Заговор маски | страница 27
В этот момент скрипнула дверь, и во двор вышла невысокая темноволосая женщина. Ее когда-то миловидное лицо покрылось морщинами от постоянных тревог.
— Живко? — позвала она, разглядев в сумерках мужа. — Припозднился ты. Здравствуй, Козарин, — она кивнула учителю с явной прохладцей.
— Добрый вечер, Стояна, как ваш теленок? Оправился? — спросил тот и без перехода продолжил, — Горюшка у вас?
— Теленок вроде ничего, — кивнула женщина. — У нас Горя, сидят там с Ярушей, шепчутся. То ли сказки сказывают, то ли стихи читают. Заканчивал бы ты их учить, Козарин, не доведет это до добра, — внезапно добавила она, покосившись на мужа.
— Стояна, — резко выдохнул лесничий. — Я тебе уже все сказал по этому поводу.
Козарин опустил глаза и тихо прибавил:
— Я учитель, Стояна, этого ничто не изменит. Позови сюда дочку, пожалуйста.
— Ступай, — угрюмо велел Живко. — И не мели чепухи.
Женщина снова покосилась на него и смолчала. Только развернулась и, сгорбившись, пошла в дом.
— Прости ее, — буркнул Живко. — Боится она, вот и мелет. Из-за попа этого заезжего тоже страху натерпелась. Девчушки-то небось рассказали, что он заходил.
— Я не обижаюсь, — махнул рукой учитель, — права она. Девочкам проще было бы, если бы я их учить перестал. Ведь понимающему человеку видно, когда женщина помимо хозяйства еще о чем-то думает. Так бы росли дурами, а теперь им притворяться придется, а это сложнее… Ну… Недолго мне, я думаю, мою пташку учить осталось. Выйдет за Остромира, нарожает детей и все забудет, — он усмехнулся печально, но ласково.

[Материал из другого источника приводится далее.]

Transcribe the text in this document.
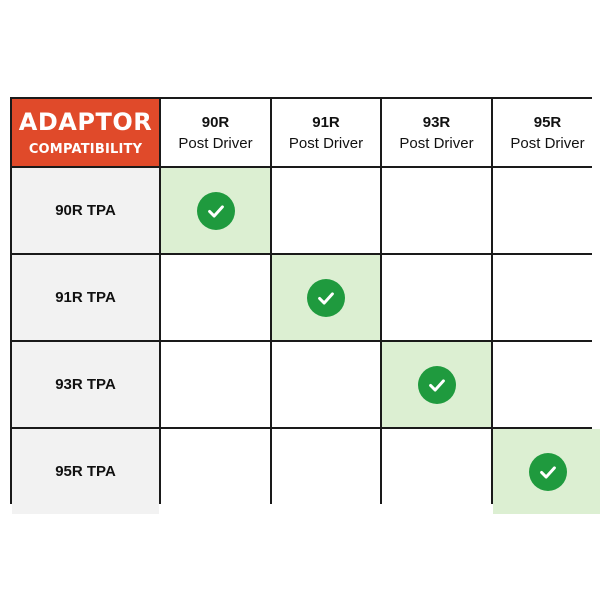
ADAPTOR
COMPATIBILITY
90R
Post Driver
91R
Post Driver
93R
Post Driver
95R
Post Driver
90R TPA
91R TPA
93R TPA
95R TPA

— Хоть бы дети счастливы были, — вздохнул и Живко. — Все ради этого отдал бы. Может и прав ты. Хоть бы уж тогда Яруша нашла себе кого по сердцу, мельников сын вот на нее поглядывает, да она не дает ему надежды.
— Найдет, куда денется, — пожал плечами Козарин, — она молодая, красивая, кровь горячая, а хороших парней у нас хватает — сам учил, знаю. Ну и куда мы с тобой бежать собрались, Живко? Глядишь, устроим дочерей, а сами свой век доживем… Пусть сыновья думают, как им быть. Старший мой почти взрослый, да он, как Ждана, все больше к попам прислушивается. Глядишь, и не пойдет со мной, если я позову с места насиженного подняться. Ну а мелкий… Ему главное, чтоб каша на столе была, да играть бы пускали.
— Тут ты прав, — со вздохом ответил лесничий. — У моего старшего уже семья своя, а младший только и знает, что по улицам бегать с друзьями. Яруша вот только все сама не своя. Ну твоими бы устами, Козарин… Может и придется ей кто по душе, а там, глядишь, выйдет замуж. А до того, да и после, все равно у меня будет душа болеть за них всех. В тюрьме ведь живем, в остроге самом настоящем. А выхода не видно.